Für etwa 90 Minuten verwandelte sich der Mecklenburger Biomarkt in Warnemünde heute Nachmittag in eine kleine Backstube. Unter fachkundiger Anleitung der ausgebildeten Gesundheitsberaterin Sigrid Jäckel stellten Regina Faust, Babett Buchardt, Rosemarie Hänfler und Karin Koos ein Vollkornbrot aus frisch gemahlenem Dinkel- und Buchweizenmehl mit Hefe her. Und der Produktionsprozess erfolgte von der Pieke auf: Zunächst mussten die Zutaten abgewogen und vermengt, der Teig in Formen gefüllt und schließlich abgebacken werden. Die Backzeit konnten die angehenden Bäckerinnen mit der Herstellung leckerer Brotaufstriche als Curry-Walnuss-Butter und Tomaten-Möhren-Aufstrich effektiv nutzen.

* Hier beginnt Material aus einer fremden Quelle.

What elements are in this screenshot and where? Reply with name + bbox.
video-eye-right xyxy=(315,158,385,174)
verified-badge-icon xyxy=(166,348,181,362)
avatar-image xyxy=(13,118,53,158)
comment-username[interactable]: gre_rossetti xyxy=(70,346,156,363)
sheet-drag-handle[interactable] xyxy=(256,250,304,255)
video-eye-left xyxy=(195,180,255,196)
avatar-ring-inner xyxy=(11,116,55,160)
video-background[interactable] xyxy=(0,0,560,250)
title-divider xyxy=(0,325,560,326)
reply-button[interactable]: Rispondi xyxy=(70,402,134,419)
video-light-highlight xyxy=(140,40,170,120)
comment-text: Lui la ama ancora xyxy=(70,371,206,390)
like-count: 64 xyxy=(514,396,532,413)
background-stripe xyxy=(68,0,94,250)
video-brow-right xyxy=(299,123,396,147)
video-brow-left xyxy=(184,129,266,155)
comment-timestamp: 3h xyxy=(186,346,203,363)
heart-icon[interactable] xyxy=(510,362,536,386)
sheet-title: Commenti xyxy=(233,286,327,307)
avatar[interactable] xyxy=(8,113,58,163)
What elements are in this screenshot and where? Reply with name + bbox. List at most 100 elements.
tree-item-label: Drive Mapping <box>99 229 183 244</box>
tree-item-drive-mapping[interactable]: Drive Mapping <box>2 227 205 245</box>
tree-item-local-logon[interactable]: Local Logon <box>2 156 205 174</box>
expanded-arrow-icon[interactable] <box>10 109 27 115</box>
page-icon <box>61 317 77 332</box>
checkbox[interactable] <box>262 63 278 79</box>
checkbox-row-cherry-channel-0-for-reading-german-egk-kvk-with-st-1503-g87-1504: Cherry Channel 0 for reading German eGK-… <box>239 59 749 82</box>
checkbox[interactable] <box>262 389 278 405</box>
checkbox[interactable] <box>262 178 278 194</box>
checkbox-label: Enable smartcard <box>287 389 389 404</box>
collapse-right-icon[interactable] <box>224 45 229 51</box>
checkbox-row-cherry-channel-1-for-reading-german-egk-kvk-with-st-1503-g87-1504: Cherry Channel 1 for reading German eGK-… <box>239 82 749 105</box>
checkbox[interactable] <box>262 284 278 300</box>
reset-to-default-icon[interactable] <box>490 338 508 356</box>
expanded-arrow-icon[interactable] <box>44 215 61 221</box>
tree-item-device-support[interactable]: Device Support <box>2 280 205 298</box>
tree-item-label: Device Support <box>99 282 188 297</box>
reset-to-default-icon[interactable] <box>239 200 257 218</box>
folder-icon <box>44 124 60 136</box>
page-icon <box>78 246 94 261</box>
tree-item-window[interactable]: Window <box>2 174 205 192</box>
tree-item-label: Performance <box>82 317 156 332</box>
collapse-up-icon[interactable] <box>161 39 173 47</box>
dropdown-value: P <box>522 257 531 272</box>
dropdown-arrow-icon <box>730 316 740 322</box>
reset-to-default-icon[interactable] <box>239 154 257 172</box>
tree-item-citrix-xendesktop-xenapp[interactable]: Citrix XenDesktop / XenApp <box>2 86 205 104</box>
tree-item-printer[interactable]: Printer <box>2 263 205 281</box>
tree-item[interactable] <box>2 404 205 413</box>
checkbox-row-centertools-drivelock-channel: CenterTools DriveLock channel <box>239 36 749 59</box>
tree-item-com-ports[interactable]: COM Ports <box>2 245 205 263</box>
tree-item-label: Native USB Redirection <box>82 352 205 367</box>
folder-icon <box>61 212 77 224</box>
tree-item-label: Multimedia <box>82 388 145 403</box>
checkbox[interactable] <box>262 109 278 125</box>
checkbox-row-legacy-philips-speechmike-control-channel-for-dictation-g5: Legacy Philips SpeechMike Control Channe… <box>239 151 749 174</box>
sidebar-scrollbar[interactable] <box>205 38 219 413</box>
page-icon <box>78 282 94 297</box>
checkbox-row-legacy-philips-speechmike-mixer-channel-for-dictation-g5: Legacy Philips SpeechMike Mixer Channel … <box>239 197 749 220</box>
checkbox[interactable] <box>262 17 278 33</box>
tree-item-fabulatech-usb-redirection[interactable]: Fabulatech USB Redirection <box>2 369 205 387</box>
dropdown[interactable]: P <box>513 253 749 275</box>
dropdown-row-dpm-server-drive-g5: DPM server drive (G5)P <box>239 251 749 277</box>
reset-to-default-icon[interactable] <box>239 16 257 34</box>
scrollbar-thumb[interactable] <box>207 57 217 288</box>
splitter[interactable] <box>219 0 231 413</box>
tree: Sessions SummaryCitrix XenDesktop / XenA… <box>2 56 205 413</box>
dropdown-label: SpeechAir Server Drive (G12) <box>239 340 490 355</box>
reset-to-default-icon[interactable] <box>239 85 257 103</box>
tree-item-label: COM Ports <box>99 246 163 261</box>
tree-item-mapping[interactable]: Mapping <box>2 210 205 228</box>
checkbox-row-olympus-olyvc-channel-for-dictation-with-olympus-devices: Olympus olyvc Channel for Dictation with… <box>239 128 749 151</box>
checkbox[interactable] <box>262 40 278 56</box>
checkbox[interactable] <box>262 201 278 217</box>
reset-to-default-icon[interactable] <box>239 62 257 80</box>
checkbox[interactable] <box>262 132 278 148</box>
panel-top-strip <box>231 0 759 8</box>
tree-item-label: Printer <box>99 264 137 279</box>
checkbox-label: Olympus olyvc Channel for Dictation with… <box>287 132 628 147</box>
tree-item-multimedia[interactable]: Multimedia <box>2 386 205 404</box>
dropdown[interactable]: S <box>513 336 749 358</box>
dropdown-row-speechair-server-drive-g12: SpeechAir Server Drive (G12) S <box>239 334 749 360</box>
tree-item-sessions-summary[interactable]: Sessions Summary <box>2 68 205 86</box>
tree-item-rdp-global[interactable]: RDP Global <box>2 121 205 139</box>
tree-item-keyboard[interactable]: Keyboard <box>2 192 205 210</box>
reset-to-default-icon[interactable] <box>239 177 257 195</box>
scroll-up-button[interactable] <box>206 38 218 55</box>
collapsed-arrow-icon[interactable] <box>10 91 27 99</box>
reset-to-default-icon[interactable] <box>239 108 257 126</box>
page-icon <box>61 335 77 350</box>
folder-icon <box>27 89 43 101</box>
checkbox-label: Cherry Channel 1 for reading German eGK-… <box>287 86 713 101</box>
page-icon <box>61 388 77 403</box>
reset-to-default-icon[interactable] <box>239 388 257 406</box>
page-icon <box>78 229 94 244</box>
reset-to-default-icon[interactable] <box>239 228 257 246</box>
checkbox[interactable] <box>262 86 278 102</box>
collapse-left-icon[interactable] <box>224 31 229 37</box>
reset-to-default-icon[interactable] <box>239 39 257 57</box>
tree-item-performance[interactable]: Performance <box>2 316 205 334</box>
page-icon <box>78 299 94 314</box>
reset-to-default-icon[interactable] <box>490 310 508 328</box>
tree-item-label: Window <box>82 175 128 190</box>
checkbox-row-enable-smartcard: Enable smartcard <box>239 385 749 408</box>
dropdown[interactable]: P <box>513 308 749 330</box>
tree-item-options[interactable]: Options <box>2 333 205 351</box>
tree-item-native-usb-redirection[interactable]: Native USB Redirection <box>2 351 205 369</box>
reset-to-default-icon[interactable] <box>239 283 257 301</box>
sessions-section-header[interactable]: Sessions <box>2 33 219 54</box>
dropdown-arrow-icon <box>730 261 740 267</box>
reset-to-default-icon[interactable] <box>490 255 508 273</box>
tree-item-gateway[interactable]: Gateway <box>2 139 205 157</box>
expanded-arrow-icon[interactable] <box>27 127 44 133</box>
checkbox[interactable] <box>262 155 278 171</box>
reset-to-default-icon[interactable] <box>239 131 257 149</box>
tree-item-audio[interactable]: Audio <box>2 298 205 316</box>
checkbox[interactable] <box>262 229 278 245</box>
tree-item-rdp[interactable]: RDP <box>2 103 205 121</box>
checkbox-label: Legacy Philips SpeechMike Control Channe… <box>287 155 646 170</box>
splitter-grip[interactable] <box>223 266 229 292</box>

„Ernährungsbedingte Krankheiten nehmen immer mehr zu – auch bei Kindern. Wir wollen Ideen aufzeigen, wie man auch ohne viel Aufwand schnell und problemlos gesunde Kost herstellen kann“, erklärt Sigrid Jäckel. Die 79jährige ehemalige Lehrerin spricht aus berufenem Munde, denn seit 13 Jahren leitet sie den Gesundheitstreff in Rostock und Bad Doberan. Vor allem frische, unverarbeitete Lebensmittel sind ihr Steckenpferd: „Die sind am gesündesten, das predige ich immer wieder auch in meiner Familie“, betont Sigrid Jäckel. Es ist bereits ihre zweite gemeinsame Veranstaltung mit dem Mecklenburger Biomarkt. Im September startete die Kooperation mit der Herstellung und Verkostung von Frischkornbrei.

„Gesunde Ernährung passt in unseren Bioladen“, findet auch Inhaber Toralf Matthäus. Mit der Entwicklung seines erst Anfang September eröffneten Marktes ist er sehr zufrieden: „Sowohl das Sortiment, als auch das Ladenkonzept werden gut angenommen.“ Für die Zukunft kann er sich  durchaus vorstellen, noch ein bis zwei weitere Bioläden dieser Größenordnung zu betreiben. Kleine Veranstaltungen zu Ideenfindung und Produkteinführungen sind auch weiterhin geplant.